La maison tropicale de Jean Prouvé
Tous ceux et celles qui passent devant le Centre Pompidou rue Beaubourg (IVe) n'imaginent pas que ce bâtiment a un lien avec Jean Prouvé le célèbre designer et architecte dont les productions, qu'il s'agisse de meubles de ferronnerie d'art, de prototypes, de constructions... atteignent des sommets dans les ventes aux enchères et chez les antiquaires spécialisés. L'un d'eux a été installé un temps rue Vieille du Temple (IIIe).
Pourtant Jean Prouvé, fils du peintre et sculpteur de l'école de Nancy, Victor Prouvé, fut le président du jury international qui en 1971 imposa le projet des architectes Renzo Piana et Richard Rogers. Nombreux furent à l'époque ceux qui ont vu dans ce choix l' «héritage culturel» de Prouvé pour cette construction "avant gardiste" (structure en acier plié et flexibilité des espaces).
Il est difficile de résumer en quelques lignes Jean Prouvé. Ferronnier d'art de formation, on lui doit le portail d'entrée de la fameuse Villa Reifenberg à Paris dont l'architecte fut Robert Mallet-Stevens ou la porte du casino de Saint-Jean de Luz.
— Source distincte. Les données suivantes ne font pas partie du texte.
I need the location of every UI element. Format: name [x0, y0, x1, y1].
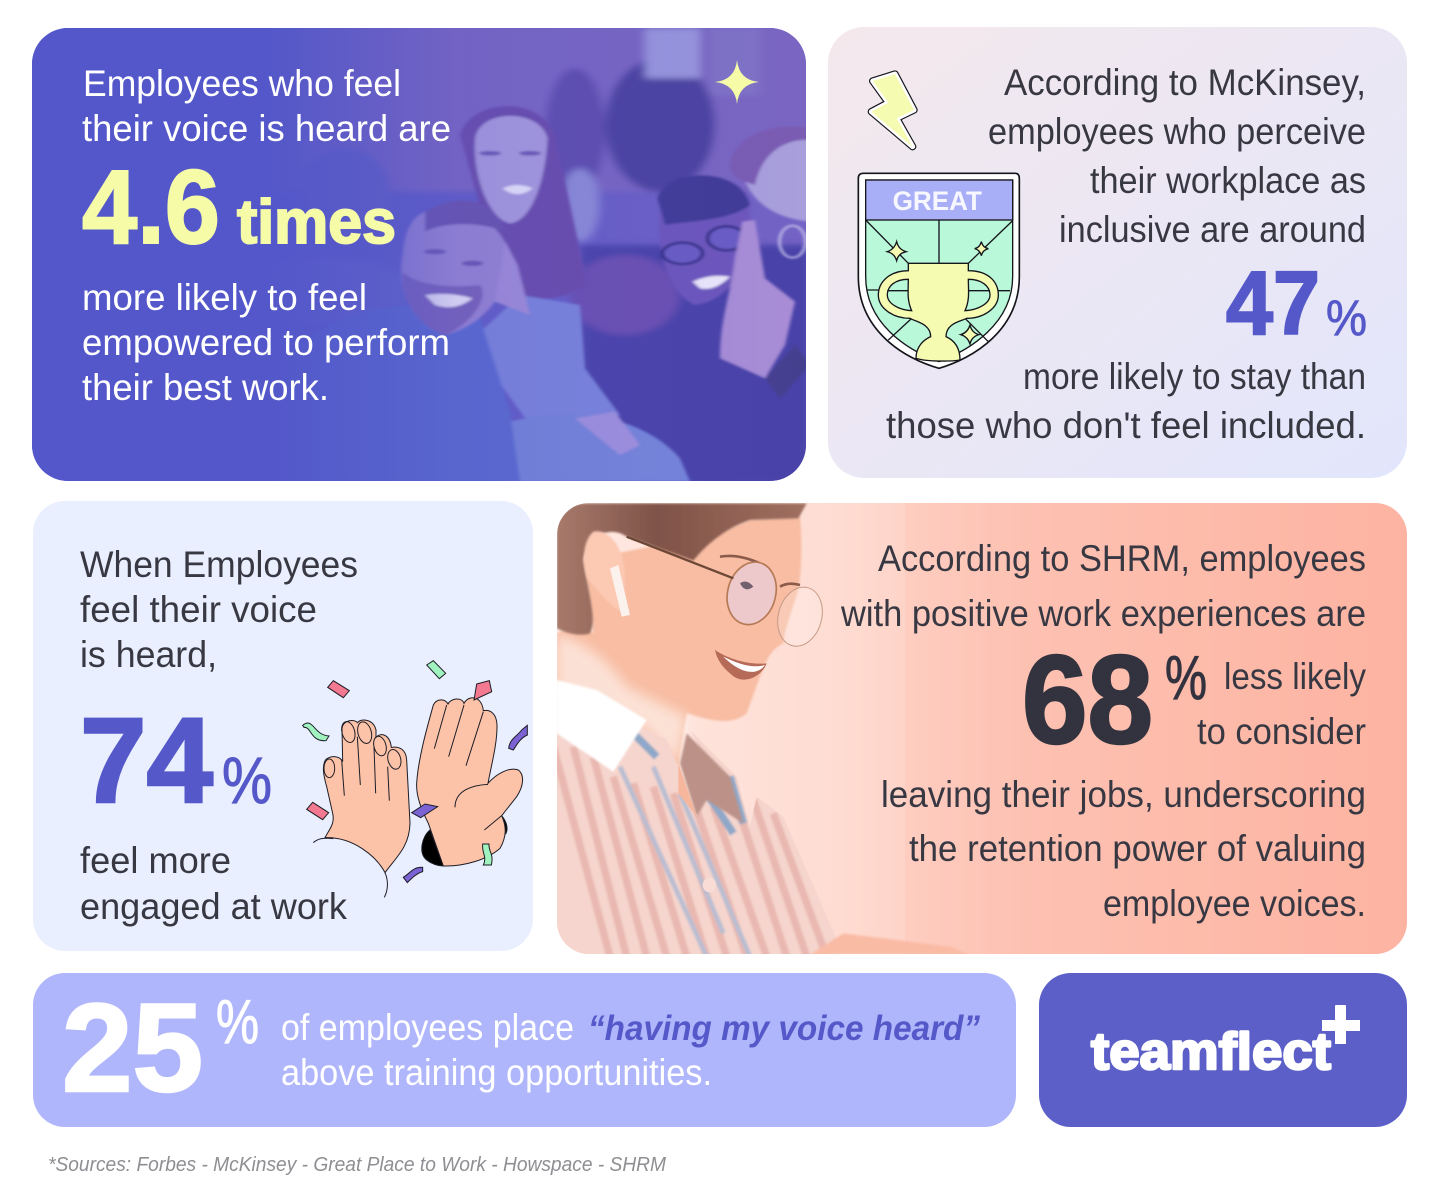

Il se rend vite compte que son avenir est plutôt de suivre les évolutions de la société et de concevoir des productions industrielles de meubles et même de maisons plus économiques, plus fonctionnels et donc plus abordables en termes de prix.
Il dessine et produit dans ses ateliers qu'il crée en 1931 dans la banlieue de Nancy, il a alors 30 ans et travaille pour de ombreux ouvrages, des sanatoriums, la maison du peuple à Clichy... Humaniste, il octroie alors à son personnel les congés payés et l'intéressement bien avant que les lois ne les rendent obligatoires. Après la guerre, ne pouvant pas faire face seul aux investissements nécessaires pour développer son affaire, il fait appel à des investisseurs qui l'évinceront de son entreprise.
Qu'à cela ne tienne il en fondera une autre car Jean Prouvé n'en a pas fini pour autant, il se voit d'ailleurs confier la réalisation du pavillon du centenaire de l'aluminium en 1954 qui sera monté sur les quais de Seine. Il participe aussi à la construction et l’aménagement de résidences universitaires. Les chaises et tables en tôle pliée et contreplaqué où certains d'entre nous ont usé leurs fonds de culotte sont de sa création dans les années 50.Toujours le même souci de parvenir à des bas coûts de production. Le paradoxe veut qu'aujourd'hui ce mobilier «industriel» est davantage coté que des pièces d'époque Louis XVI faites entièrement à la main !
La fameuse chaise de Jean Prouvé qui est toujours reéditée
Jean Prouvé a travaillé sur «la maison des jours meilleurs» voulue par l'abbé Pierre, à un prototype de maison tropicale mais aussi sur le siège du parti communiste place du Colonel Fabien, pour l'aérogare d'Orly Sud, le CNIT et la tour Nobel à La Défense, le musée du Havre, le Palais Omnisports de Bercy ...ainsi que des réalisations à l'étranger. Il a inventé de nombreux procédés spécifiques de construction dont le plus connu est la «toiture réticulaire à surface variable».
Comme professeur au CNAM, il a pu transmettre à ses étudiants son savoir et son expérience sur la construction industrielle tout en défendant, ce qui a été son souci constant, l'intégration des constructions dans leur environnement.